DOR; DORA
dor, do'-ra (do'r, dor, "habitation," "circle"; Dor; Josephus, Dora; modern TanTurah):
A town of the coast of Palestine, South of Carmel (Apion, II, 10; Vita, 8), about 8 miles North of Caesarea. It was occupied in the earliest times by the Canaanites and probably belonged to Phoenicia, tradition saying that it was a Sidonian colony. It furnished an abundance of the shell-fish so valuable for the manufacture of the Tyrian purple, and this would have led the Phoenicians to occupy the site. In the 12th century BC, the region was occupied by the northern people who raided the whole Syrian coast and Egypt. They were driven back by the Egyptians, but renewed the attack, and the weakness of Egypt in the middle of the century enabled them to settle in the coast region South of Carmel; a tribe of them occupied Dor, and others the territory to the limits of the desert of Sinai, and became the Philistine people so well known by their contests with the Hebrews. Naphoth-dor, "the heights of Dor," may be the slopes of Carmel inland from TanTurah. Dor fell within the territory assigned to Manasseh (Joshua 17:11; compare Ant, V, i, 22). It was the seat of a king who possessed other towns on the heights back of the coast. He was one of the allies of Jabin of Hazor in the conflict with Joshua (Joshua 11:2) and was conquered by him (Joshua 12:23), but Dor was not occupied by the Israelites (Joshua 17:11; Judges 1:27).
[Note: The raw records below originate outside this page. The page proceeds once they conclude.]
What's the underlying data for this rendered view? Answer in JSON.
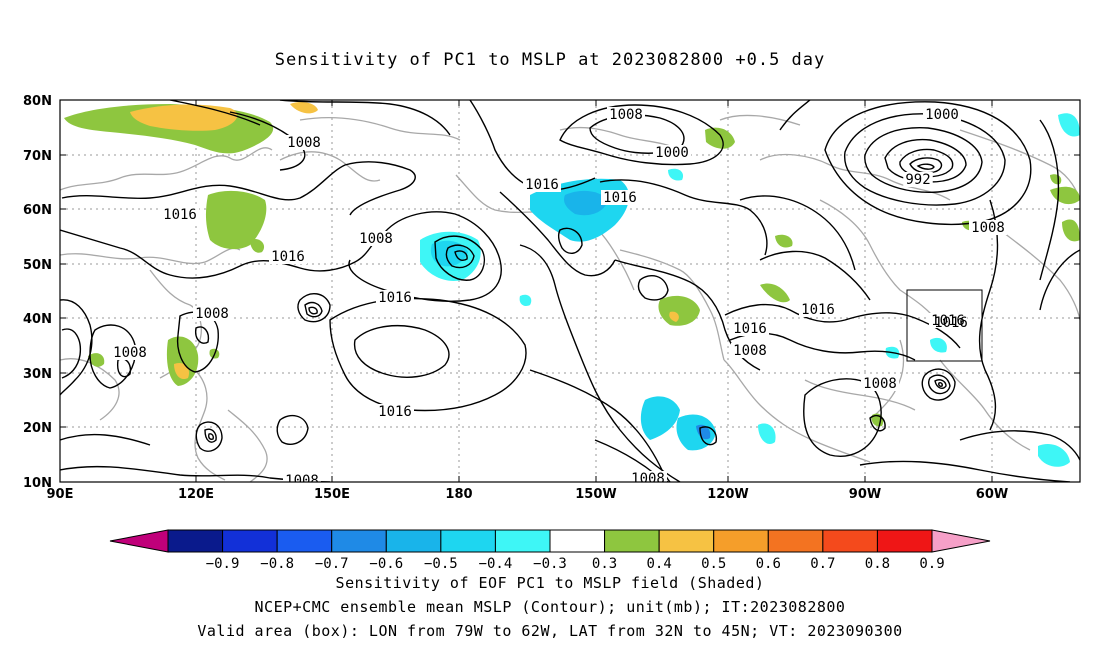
{
  "title": "Sensitivity of PC1 to MSLP at 2023082800 +0.5 day",
  "axes": {
    "lat_labels": [
      "80N",
      "70N",
      "60N",
      "50N",
      "40N",
      "30N",
      "20N",
      "10N"
    ],
    "lon_labels": [
      "90E",
      "120E",
      "150E",
      "180",
      "150W",
      "120W",
      "90W",
      "60W"
    ]
  },
  "contour_labels": [
    "1008",
    "1008",
    "1000",
    "1000",
    "1008",
    "1016",
    "1016",
    "1008",
    "1016",
    "992",
    "1008",
    "1016",
    "1016",
    "1008",
    "1016",
    "1016",
    "1016",
    "1008",
    "1016",
    "1008",
    "1008",
    "1008"
  ],
  "box_label": "1016",
  "colorbar": {
    "ticks": [
      "−0.9",
      "−0.8",
      "−0.7",
      "−0.6",
      "−0.5",
      "−0.4",
      "−0.3",
      "0.3",
      "0.4",
      "0.5",
      "0.6",
      "0.7",
      "0.8",
      "0.9"
    ],
    "colors": [
      "#c0007a",
      "#0a1a8c",
      "#1230d8",
      "#1a5cf0",
      "#1f8ae6",
      "#19b4ea",
      "#1ed6f0",
      "#3ef6f6",
      "#ffffff",
      "#8ec63f",
      "#f6c243",
      "#f59e2a",
      "#f37321",
      "#f44a1c",
      "#ef1616",
      "#f6a0c8"
    ]
  },
  "footer": {
    "line1": "Sensitivity of EOF PC1 to MSLP field (Shaded)",
    "line2": "NCEP+CMC ensemble mean MSLP (Contour); unit(mb); IT:2023082800",
    "line3": "Valid area (box): LON from 79W to 62W, LAT from 32N to 45N; VT: 2023090300"
  }
}
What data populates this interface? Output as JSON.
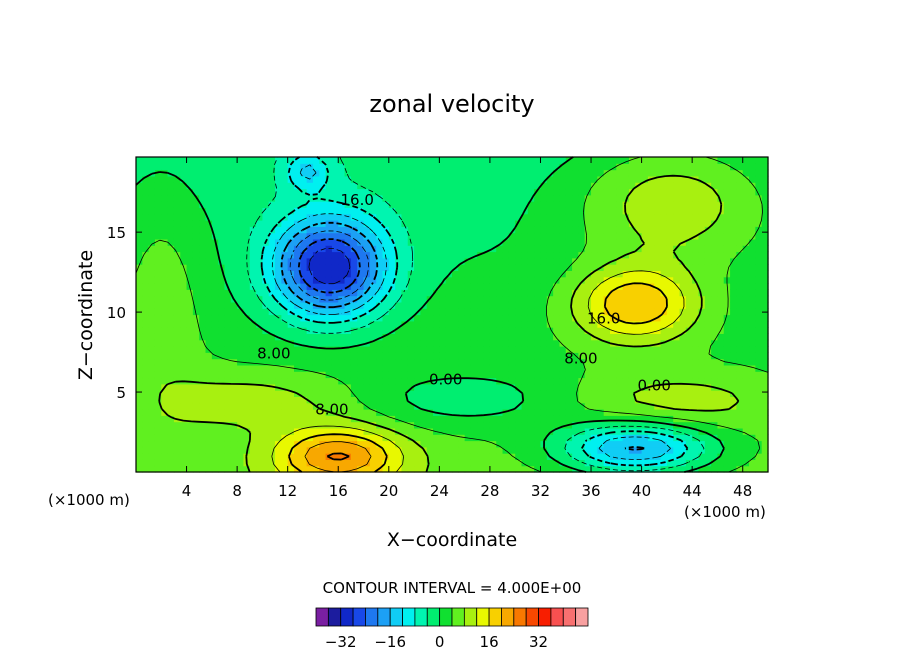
{
  "chart_data": {
    "type": "heatmap",
    "title": "zonal velocity",
    "xlabel": "X−coordinate",
    "ylabel": "Z−coordinate",
    "x_unit_label": "(×1000 m)",
    "y_unit_label": "(×1000 m)",
    "xlim": [
      0,
      50
    ],
    "ylim": [
      0,
      19.7
    ],
    "x_ticks": [
      "4",
      "8",
      "12",
      "16",
      "20",
      "24",
      "28",
      "32",
      "36",
      "40",
      "44",
      "48"
    ],
    "y_ticks": [
      "5",
      "10",
      "15"
    ],
    "contour_interval_text": "CONTOUR INTERVAL = 4.000E+00",
    "contour_labels": [
      {
        "text": "16.0",
        "x": 17.5,
        "y": 17.0
      },
      {
        "text": "8.00",
        "x": 10.9,
        "y": 7.4
      },
      {
        "text": "0.00",
        "x": 24.5,
        "y": 5.8
      },
      {
        "text": "8.00",
        "x": 15.5,
        "y": 3.9
      },
      {
        "text": "8.00",
        "x": 35.2,
        "y": 7.1
      },
      {
        "text": "16.0",
        "x": 37.0,
        "y": 9.6
      },
      {
        "text": "0.00",
        "x": 41.0,
        "y": 5.4
      }
    ],
    "features": [
      {
        "name": "negative core upper left",
        "x": 15.3,
        "y": 12.8,
        "sx": 4.6,
        "sy": 3.2,
        "amp": -32
      },
      {
        "name": "negative small top",
        "x": 13.6,
        "y": 18.8,
        "sx": 1.8,
        "sy": 1.2,
        "amp": -10
      },
      {
        "name": "negative lower right",
        "x": 39.5,
        "y": 1.5,
        "sx": 6.0,
        "sy": 1.6,
        "amp": -22
      },
      {
        "name": "positive core upper right",
        "x": 39.5,
        "y": 10.5,
        "sx": 5.0,
        "sy": 2.4,
        "amp": 18
      },
      {
        "name": "positive upper right broad",
        "x": 42.5,
        "y": 17.0,
        "sx": 8.0,
        "sy": 4.0,
        "amp": 12
      },
      {
        "name": "positive bottom left",
        "x": 16.0,
        "y": 1.0,
        "sx": 5.0,
        "sy": 1.8,
        "amp": 19
      },
      {
        "name": "positive left column",
        "x": 2.0,
        "y": 12.0,
        "sx": 3.5,
        "sy": 8.0,
        "amp": 5
      }
    ],
    "colorbar": {
      "colors": [
        "#7a1fa2",
        "#1c1c9e",
        "#1028c8",
        "#1848e8",
        "#1e78f0",
        "#1ca0f5",
        "#10cdf5",
        "#00f0f0",
        "#00f5b0",
        "#00ee70",
        "#10e030",
        "#60f020",
        "#a8f010",
        "#e8f800",
        "#f8d000",
        "#f8a800",
        "#f87800",
        "#f84800",
        "#f81e00",
        "#f85050",
        "#f87070",
        "#f8a0a0"
      ],
      "min": -40,
      "step": 4,
      "tick_labels": [
        "−32",
        "−16",
        "0",
        "16",
        "32"
      ],
      "tick_values": [
        -32,
        -16,
        0,
        16,
        32
      ]
    }
  }
}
The inhabitants of Dor were at enmity with the Phoenician towns and it would seem that the Sidonians seized it to obtain its rich supplies of shell-fish, and this probably caused the war of retaliation waged by the Philistines, under the lead of Ashkelon, against Sidon in the middle of the 11th century. Sidon was besieged by land, and the inhabitants were compelled to flee to Tyre. Dor seems to have been occupied by Solomon since he placed one of his purveyors in the town (1 Kings 4:11), and Tiglath-pileser III reduced it and set a governor over it (Rawl., Phoenician., 84). Here Tryphon was besieged by Antiochus, but escaped to Apamea (1 Macc 15:11,13,15; Ant, XIII, vii, 2). It was made free by Pompey, and joined to the province of Syria (XIV, iv, 4). The youths of the place set up a statue of Tiberius in the Jewish synagogue, an outrage that was reported to Publius Petronius by Agrippa, and reparation was made (XIX, vi, 3). It does not seem to have been of much importance in later times, though the fortifications still remaining on the ruined site, from the period of the Middle Ages, show that it was then occupied. It is now only a miserable village nestled in the ruins.